Encounters - coming together across sectors

Icelandic and Finnish people have had a mutual interest in each other’s culture and art throughout the years. On the surface, this interest may be focused on cultural giants in the fields of architecture, design, literature and music, yet it lies deeper than that. One could say there is a shared understanding of each other that forms a special bond between us: we share a similar sense of humor and we are slightly on the fringes.

Literature and reading, among many other things, brings us together. Finland and Iceland are regarded to be some of the most literate nations in the world. Only in Iceland are more books published per capita than in Finland. Both countries have also an extensive network of free libraries. Reading and literature are part of our every-day actions, but also prominent in our national histories. The Icelandic Sagas and the Finnish Kalevala are national epics that have defined the cultural heritages of our respective countries.

Both Iceland and Finland have a thriving design scene. During Helsinki’s tenure as World Design Capital in 2012, the annual Reykjavík Design March Festival was appointed as a special satellite-event of the celebration. Since then, collaboration between Finnish and Icelandic designers and artists has been an annual staple of Helsinki Design Week and Reykjavík Design March Festival. In addition, Design Diplomacy, a concept invented by Helsinki Design Week, enjoys popularity in both countries.

Alvar Aalto’s (1898-1976) Nordic House in Reykjavík (Norræna húsið) is a unique building. Not only because it is Aalto’s only building in Iceland, but also because it has been the centre for Nordic cooperation, shared culture and friendship since its inauguration in 1968. All light fittings and furniture in the building are also Aalto´s own designs.

Icelandic artists have exhibited their work in the largest and most prestigious Finnish museums in recent years, for example in Kiasma, Amos Rex and the Design Museum, including Kjartan Ragnarson, Shoplifter, Egill Sæbjörnsson and Brynjar Sigurðarson. Two Icelandic artists have won the prestigious Ars Fennica award: Kjartan Ragnarson and Hreinn Friðfinnsson.

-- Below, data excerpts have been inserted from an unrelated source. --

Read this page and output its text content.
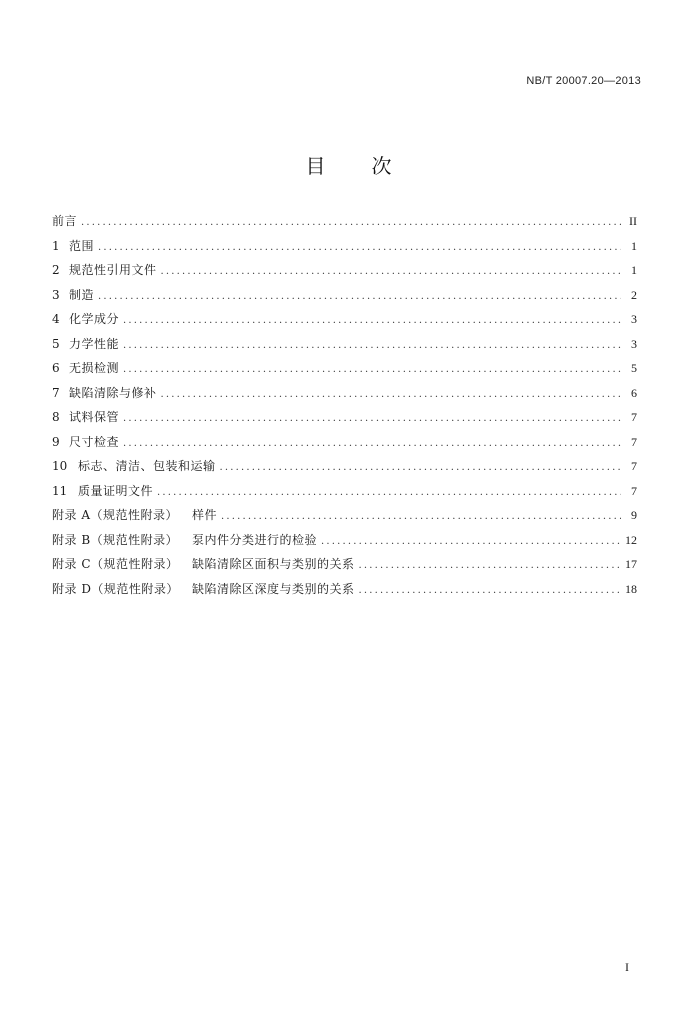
NB/T 20007.20—2013
目次
前言 .....	II
1 范围 .....	1
2 规范性引用文件 .....	1
3 制造 .....	2
4 化学成分 .....	3
5 力学性能 .....	3
6 无损检测 .....	5
7 缺陷清除与修补 .....	6
8 试料保管 .....	7
9 尺寸检查 .....	7
10 标志、清洁、包装和运输 .....	7
11 质量证明文件 .....	7
附录 A（规范性附录）	样件 .....	9
附录 B（规范性附录）	泵内件分类进行的检验 .....	12
附录 C（规范性附录）	缺陷清除区面积与类别的关系 .....	17
附录 D（规范性附录）	缺陷清除区深度与类别的关系 .....	18
I
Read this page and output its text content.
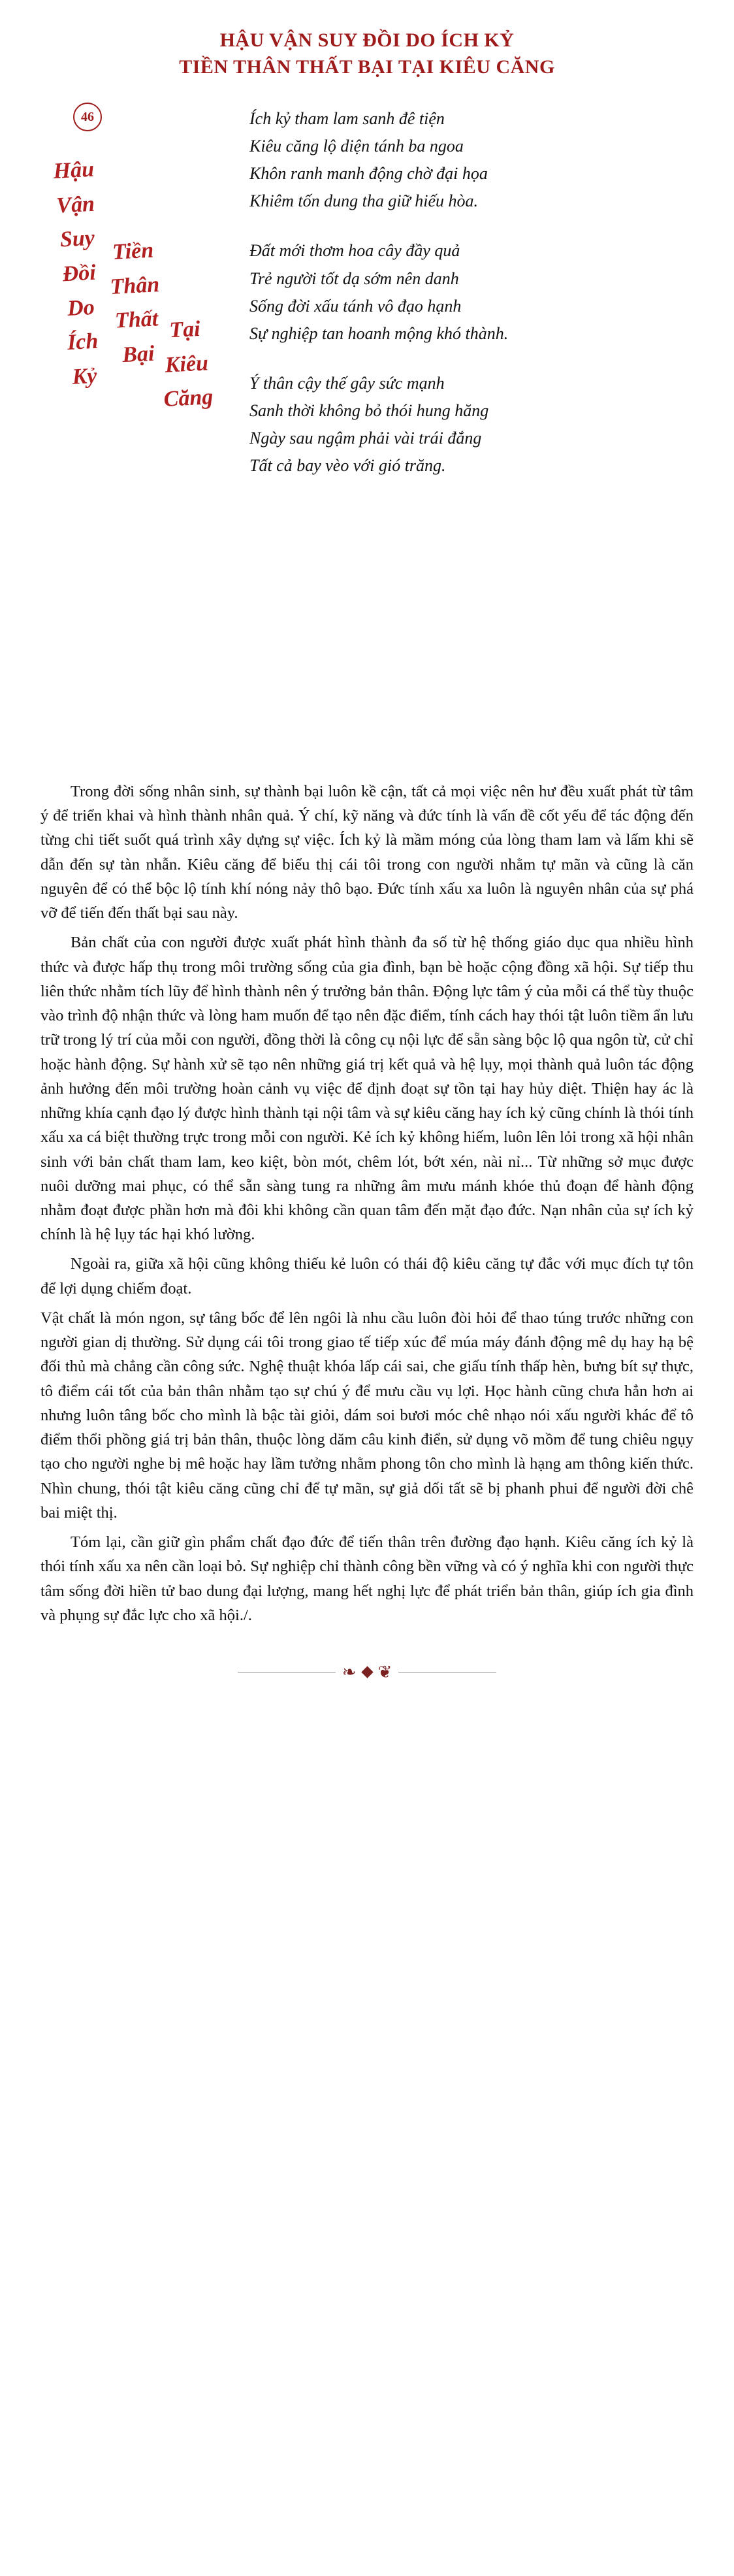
HẬU VẬN SUY ĐỒI DO ÍCH KỶ
TIỀN THÂN THẤT BẠI TẠI KIÊU CĂNG
46
Hậu
Vận
Suy
Đồi
Do
Ích
Kỷ
Tiền
Thân
Thất
Bại
Tại
Kiêu
Căng
Ích kỷ tham lam sanh đê tiện
Kiêu căng lộ diện tánh ba ngoa
Khôn ranh manh động chờ đại họa
Khiêm tốn dung tha giữ hiếu hòa.
Đất mới thơm hoa cây đầy quả
Trẻ người tốt dạ sớm nên danh
Sống đời xấu tánh vô đạo hạnh
Sự nghiệp tan hoanh mộng khó thành.
Ý thân cậy thế gây sức mạnh
Sanh thời không bỏ thói hung hăng
Ngày sau ngậm phải vài trái đắng
Tất cả bay vèo với gió trăng.

Trong đời sống nhân sinh, sự thành bại luôn kề cận, tất cả mọi việc nên hư đều xuất phát từ tâm ý để triển khai và hình thành nhân quả. Ý chí, kỹ năng và đức tính là vấn đề cốt yếu để tác động đến từng chi tiết suốt quá trình xây dựng sự việc. Ích kỷ là mầm móng của lòng tham lam và lấm khi sẽ dẫn đến sự tàn nhẫn. Kiêu căng để biểu thị cái tôi trong con người nhằm tự mãn và cũng là căn nguyên để có thể bộc lộ tính khí nóng nảy thô bạo. Đức tính xấu xa luôn là nguyên nhân của sự phá vỡ để tiến đến thất bại sau này.

Bản chất của con người được xuất phát hình thành đa số từ hệ thống giáo dục qua nhiều hình thức và được hấp thụ trong môi trường sống của gia đình, bạn bè hoặc cộng đồng xã hội. Sự tiếp thu liên thức nhằm tích lũy để hình thành nên ý trưởng bản thân. Động lực tâm ý của mỗi cá thể tùy thuộc vào trình độ nhận thức và lòng ham muốn để tạo nên đặc điểm, tính cách hay thói tật luôn tiềm ẩn lưu trữ trong lý trí của mỗi con người, đồng thời là công cụ nội lực để sẵn sàng bộc lộ qua ngôn từ, cử chỉ hoặc hành động. Sự hành xử sẽ tạo nên những giá trị kết quả và hệ lụy, mọi thành quả luôn tác động ảnh hưởng đến môi trường hoàn cảnh vụ việc để định đoạt sự tồn tại hay hủy diệt. Thiện hay ác là những khía cạnh đạo lý được hình thành tại nội tâm và sự kiêu căng hay ích kỷ cũng chính là thói tính xấu xa cá biệt thường trực trong mỗi con người. Kẻ ích kỷ không hiếm, luôn lên lỏi trong xã hội nhân sinh với bản chất tham lam, keo kiệt, bòn mót, chêm lót, bớt xén, nài nỉ... Từ những sở mục được nuôi dưỡng mai phục, có thể sẵn sàng tung ra những âm mưu mánh khóe thủ đoạn để hành động nhằm đoạt được phần hơn mà đôi khi không cần quan tâm đến mặt đạo đức. Nạn nhân của sự ích kỷ chính là hệ lụy tác hại khó lường.

Ngoài ra, giữa xã hội cũng không thiếu kẻ luôn có thái độ kiêu căng tự đắc với mục đích tự tôn để lợi dụng chiếm đoạt.

Vật chất là món ngon, sự tâng bốc để lên ngôi là nhu cầu luôn đòi hỏi để thao túng trước những con người gian dị thường. Sử dụng cái tôi trong giao tế tiếp xúc để múa máy đánh động mê dụ hay hạ bệ đối thủ mà chẳng cần công sức. Nghệ thuật khóa lấp cái sai, che giấu tính thấp hèn, bưng bít sự thực, tô điểm cái tốt của bản thân nhằm tạo sự chú ý để mưu cầu vụ lợi. Học hành cũng chưa hẳn hơn ai nhưng luôn tâng bốc cho mình là bậc tài giỏi, dám soi bươi móc chê nhạo nói xấu người khác để tô điểm thổi phồng giá trị bản thân, thuộc lòng dăm câu kinh điển, sử dụng võ mồm để tung chiêu ngụy tạo cho người nghe bị mê hoặc hay lầm tưởng nhằm phong tôn cho mình là hạng am thông kiến thức. Nhìn chung, thói tật kiêu căng cũng chỉ để tự mãn, sự giả dối tất sẽ bị phanh phui để người đời chê bai miệt thị.

Tóm lại, cần giữ gìn phẩm chất đạo đức để tiến thân trên đường đạo hạnh. Kiêu căng ích kỷ là thói tính xấu xa nên cần loại bỏ. Sự nghiệp chỉ thành công bền vững và có ý nghĩa khi con người thực tâm sống đời hiền tử bao dung đại lượng, mang hết nghị lực để phát triển bản thân, giúp ích gia đình và phụng sự đắc lực cho xã hội./.

❧ ❦
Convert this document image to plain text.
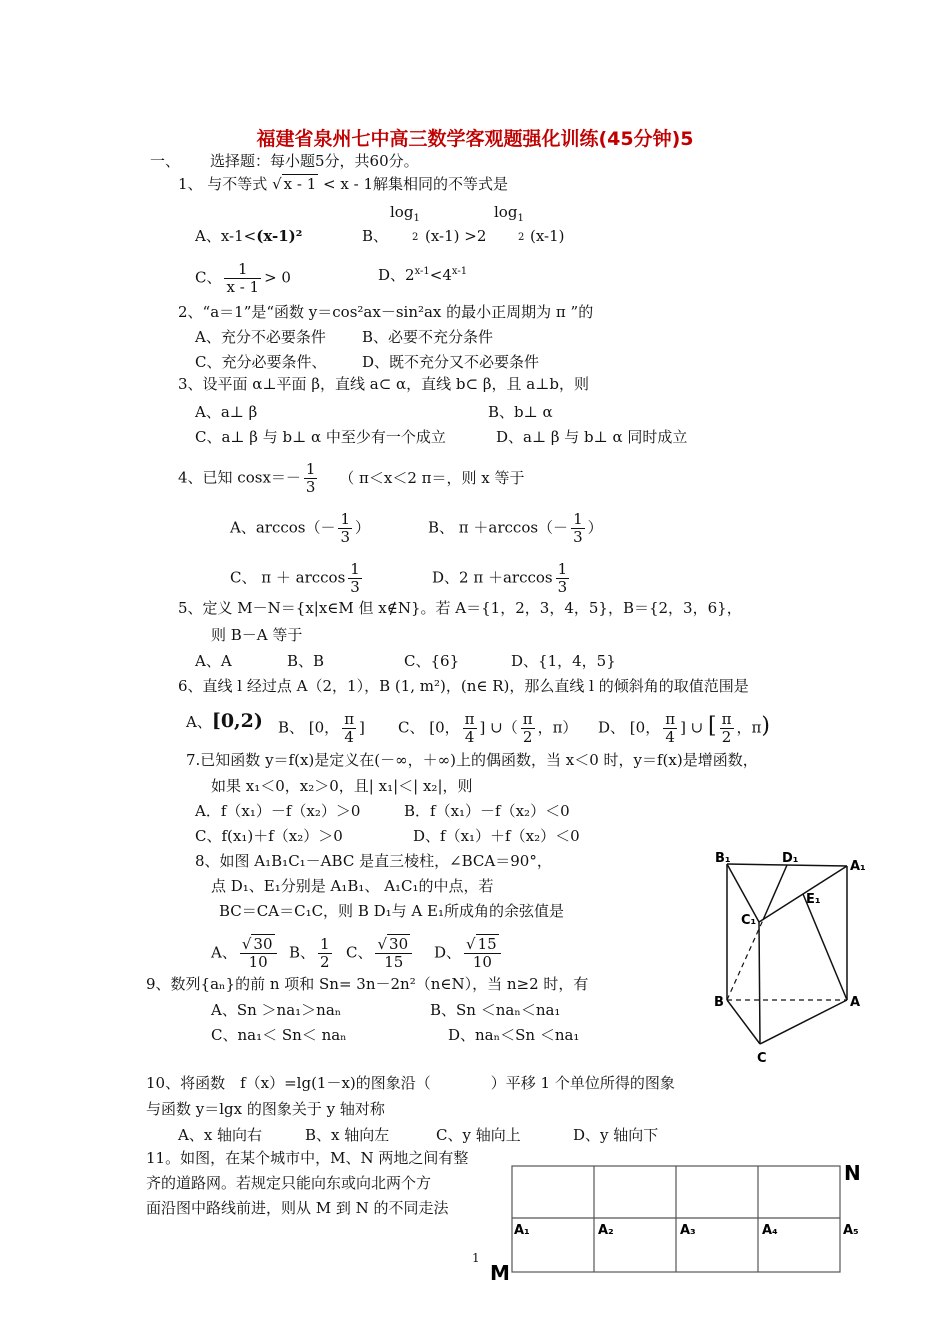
福建省泉州七中高三数学客观题强化训练(45分钟)5
一、 选择题：每小题5分，共60分。
1、 与不等式 √ x - 1 < x - 1解集相同的不等式是
$\log_1$	$\log_1$
A、x-1<(x-1)²	B、 2 (x-1) >2	2 (x-1)
C、 $\frac{1}{x - 1} > 0$	D、$2^{x-1}<4^{x-1}$
2、“a＝1”是“函数 y＝cos²ax－sin²ax 的最小正周期为 π ”的
A、充分不必要条件 B、必要不充分条件
C、充分必要条件、 D、既不充分又不必要条件
3、设平面 α⊥平面 β，直线 a⊂ α，直线 b⊂ β，且 a⊥b，则
A、a⊥ β	B、b⊥ α
C、a⊥ β 与 b⊥ α 中至少有一个成立	D、a⊥ β 与 b⊥ α 同时成立
4、已知 $\cos x=- \frac{1}{3}$ （ π＜x＜2 π＝，则 x 等于
A、$\arccos(- \frac{1}{3}$ ）	B、 $\pi +\arccos(- \frac{1}{3}$ ）
C、 $\pi + \arccos \frac{1}{3}$	D、2 $\pi +\arccos \frac{1}{3}$
5、定义 M－N＝{x|x∈M 但 x∉N}。若 A＝{1，2，3，4，5}，B＝{2，3，6}，
则 B－A 等于
A、A	B、B	C、{6}	D、{1，4，5}
6、直线 l 经过点 A（2，1），B (1, m²)，(n∈ R)，那么直线 l 的倾斜角的取值范围是
A、[0,2) B、 [0， $\frac{\pi}{4}$ ] C、 [0， $\frac{\pi}{4}$ ] ∪（ $\frac{\pi}{2}$ ，π） D、 [0， $\frac{\pi}{4}$ ] ∪ [ $\frac{\pi}{2}$ ，π)
7.已知函数 y＝f(x)是定义在(－∞，＋∞)上的偶函数，当 x＜0 时，y＝f(x)是增函数，
如果 x₁＜0，x₂＞0，且| x₁|＜| x₂|，则
A．f（x₁）－f（x₂）＞0	B．f（x₁）－f（x₂）＜0
C、f(x₁)＋f（x₂）＞0	D、f（x₁）＋f（x₂）＜0
8、如图 A₁B₁C₁－ABC 是直三棱柱，∠BCA＝90°，
点 D₁、E₁分别是 A₁B₁、 A₁C₁的中点，若
BC＝CA＝C₁C，则 B D₁与 A E₁所成角的余弦值是
A、 $\frac{√ 30}{10}$ B、 $\frac{1}{2}$ C、 $\frac{√ 30}{15}$ D、 $\frac{√ 15}{10}$
9、数列{aₙ}的前 n 项和 Sn= 3n－2n²（n∈N），当 n≥2 时，有
A、Sn ＞na₁＞naₙ	B、Sn ＜naₙ＜na₁
C、na₁＜ Sn＜ naₙ	D、naₙ＜Sn ＜na₁
10、将函数　f（x）=lg(1－x)的图象沿（　　　　）平移 1 个单位所得的图象
与函数 y＝lgx 的图象关于 y 轴对称
A、x 轴向右	B、x 轴向左	C、y 轴向上	D、y 轴向下
11。如图，在某个城市中，M、N 两地之间有整
齐的道路网。若规定只能向东或向北两个方
面沿图中路线前进，则从 M 到 N 的不同走法
B₁	D₁
A₁
E₁
C₁
B	A
C
N
M
A₁	A₂	A₃	A₄	A₅
1
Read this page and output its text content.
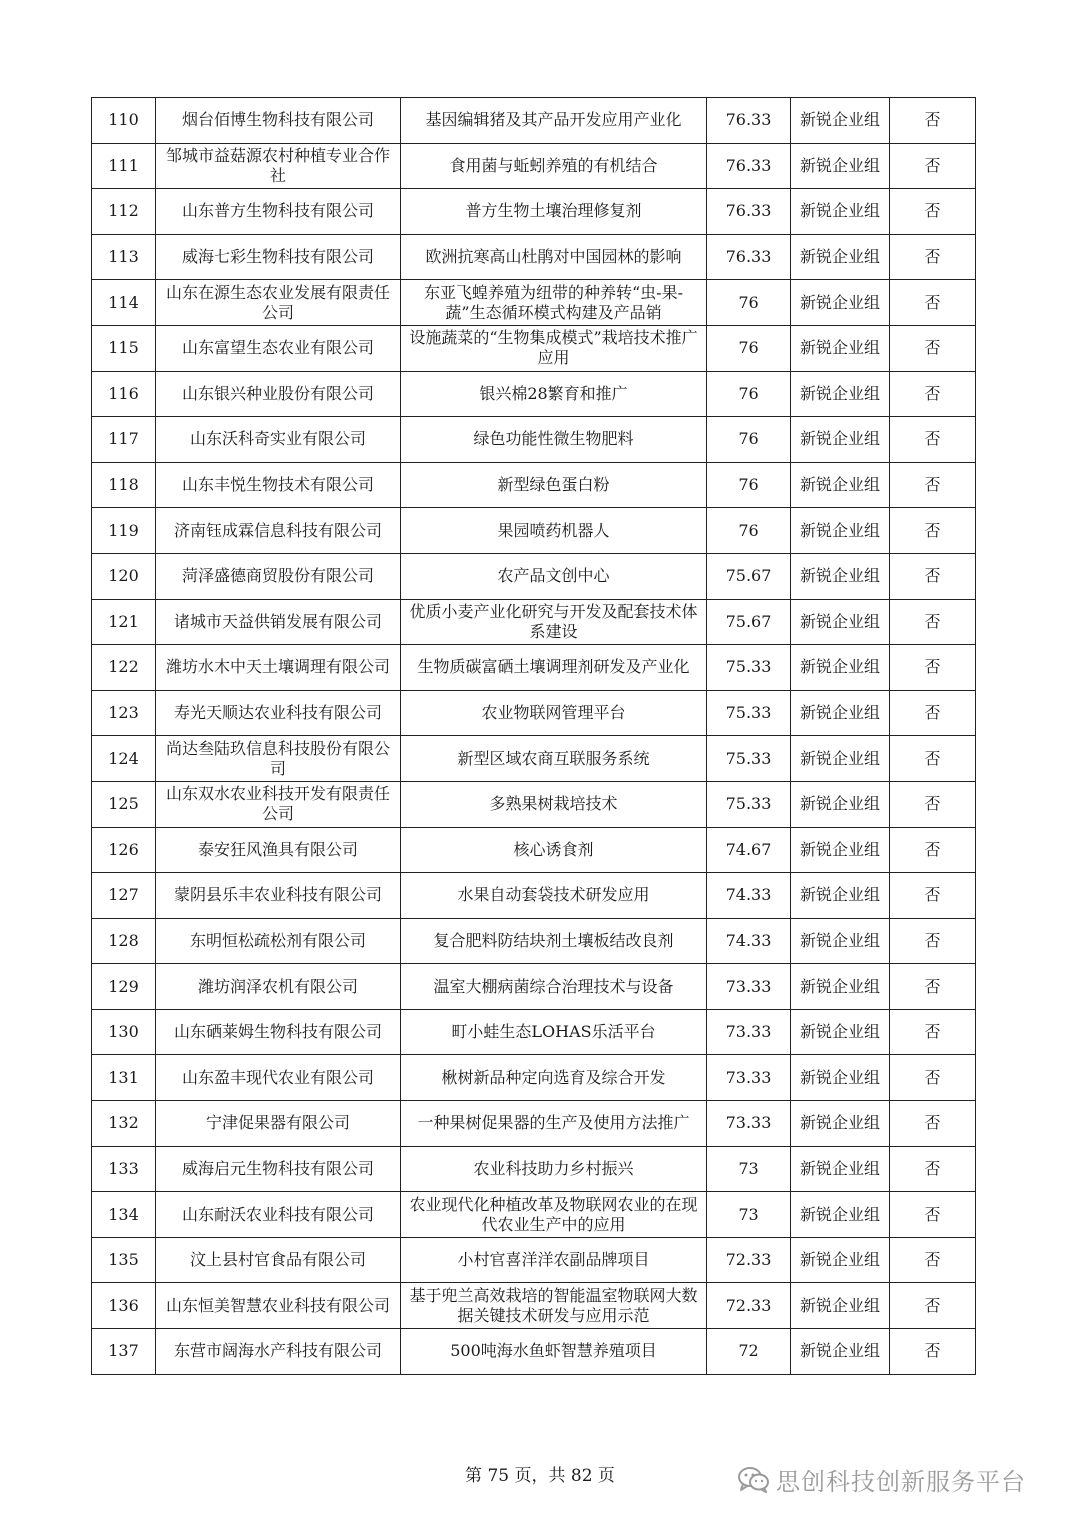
110	烟台佰博生物科技有限公司	基因编辑猪及其产品开发应用产业化	76.33	新锐企业组	否
111	邹城市益菇源农村种植专业合作社	食用菌与蚯蚓养殖的有机结合	76.33	新锐企业组	否
112	山东普方生物科技有限公司	普方生物土壤治理修复剂	76.33	新锐企业组	否
113	威海七彩生物科技有限公司	欧洲抗寒高山杜鹃对中国园林的影响	76.33	新锐企业组	否
114	山东在源生态农业发展有限责任公司	东亚飞蝗养殖为纽带的种养转“虫-果-蔬”生态循环模式构建及产品销	76	新锐企业组	否
115	山东富望生态农业有限公司	设施蔬菜的“生物集成模式”栽培技术推广应用	76	新锐企业组	否
116	山东银兴种业股份有限公司	银兴棉28繁育和推广	76	新锐企业组	否
117	山东沃科奇实业有限公司	绿色功能性微生物肥料	76	新锐企业组	否
118	山东丰悦生物技术有限公司	新型绿色蛋白粉	76	新锐企业组	否
119	济南钰成霖信息科技有限公司	果园喷药机器人	76	新锐企业组	否
120	菏泽盛德商贸股份有限公司	农产品文创中心	75.67	新锐企业组	否
121	诸城市天益供销发展有限公司	优质小麦产业化研究与开发及配套技术体系建设	75.67	新锐企业组	否
122	潍坊水木中天土壤调理有限公司	生物质碳富硒土壤调理剂研发及产业化	75.33	新锐企业组	否
123	寿光天顺达农业科技有限公司	农业物联网管理平台	75.33	新锐企业组	否
124	尚达叁陆玖信息科技股份有限公司	新型区域农商互联服务系统	75.33	新锐企业组	否
125	山东双水农业科技开发有限责任公司	多熟果树栽培技术	75.33	新锐企业组	否
126	泰安狂风渔具有限公司	核心诱食剂	74.67	新锐企业组	否
127	蒙阴县乐丰农业科技有限公司	水果自动套袋技术研发应用	74.33	新锐企业组	否
128	东明恒松疏松剂有限公司	复合肥料防结块剂土壤板结改良剂	74.33	新锐企业组	否
129	潍坊润泽农机有限公司	温室大棚病菌综合治理技术与设备	73.33	新锐企业组	否
130	山东硒莱姆生物科技有限公司	町小蛙生态LOHAS乐活平台	73.33	新锐企业组	否
131	山东盈丰现代农业有限公司	楸树新品种定向选育及综合开发	73.33	新锐企业组	否
132	宁津促果器有限公司	一种果树促果器的生产及使用方法推广	73.33	新锐企业组	否
133	威海启元生物科技有限公司	农业科技助力乡村振兴	73	新锐企业组	否
134	山东耐沃农业科技有限公司	农业现代化种植改革及物联网农业的在现代农业生产中的应用	73	新锐企业组	否
135	汶上县村官食品有限公司	小村官喜洋洋农副品牌项目	72.33	新锐企业组	否
136	山东恒美智慧农业科技有限公司	基于兜兰高效栽培的智能温室物联网大数据关键技术研发与应用示范	72.33	新锐企业组	否
137	东营市阔海水产科技有限公司	500吨海水鱼虾智慧养殖项目	72	新锐企业组	否
第 75 页，共 82 页	思创科技创新服务平台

Finland and Iceland have a rich music tradition and a vibrant contemporary music scene. During its 70-year existence, the Iceland Symphony Orchestra has had three chief conductors from Finland, and currently the role is filled by Eva Ollikainen. Pieces by current Finnish and Icelandic composers are often performed by orchestras in both countries, and popular music artists have their big crowds of fans.  

Interest in film-making is high both in Finland and Iceland, and Finnish and Icelandic directors have been regular guests on film festivals in both countries. We also share an interest in Nordic Noir with series such as Trapped (Ófærð) and Bordertown (Sorjonen). 

Cooperation between Icelandic and Finnish universities has blossomed during the past decades. An example of intensified academic cooperation between our two Arctic countries is the Northern Research Forum (NRF) that implements interplay between science, politics and business, as well as creates lively and intellectually attractive dialogue. Redefining the Arctic as a ‘knowledge-based region’, the NRF was transferred into a global stage when the Our ice dependent world theme connected that to the Antarctic and the Himalaya region, as well as played the springboard for the Arctic Yearbook and the Arctic Assembly.

Many Icelanders and Finns find each other’s language interesting. Icelandic has been a compulsory subject within Nordic studies at the University of Helsinki since 1967. Both languages are taught as subjects in adult educational centers.

Our encounters in the field of culture do not end there, but will keep on flourishing:

  • Helsinki and Reykjavik were two of the nine European Capitals of Culture (ECoC) in the year 2000.
  • The Icelandic-Finnish Cultural Foundation (established in 1975) aims to promote relations and cultural exchange between Finland and Iceland as well as to increase the countries’ mutual awareness and knowledge.
  • The Finnish Icelandic Horse Association and the Icelandic Sheepdog Association are active in Finland.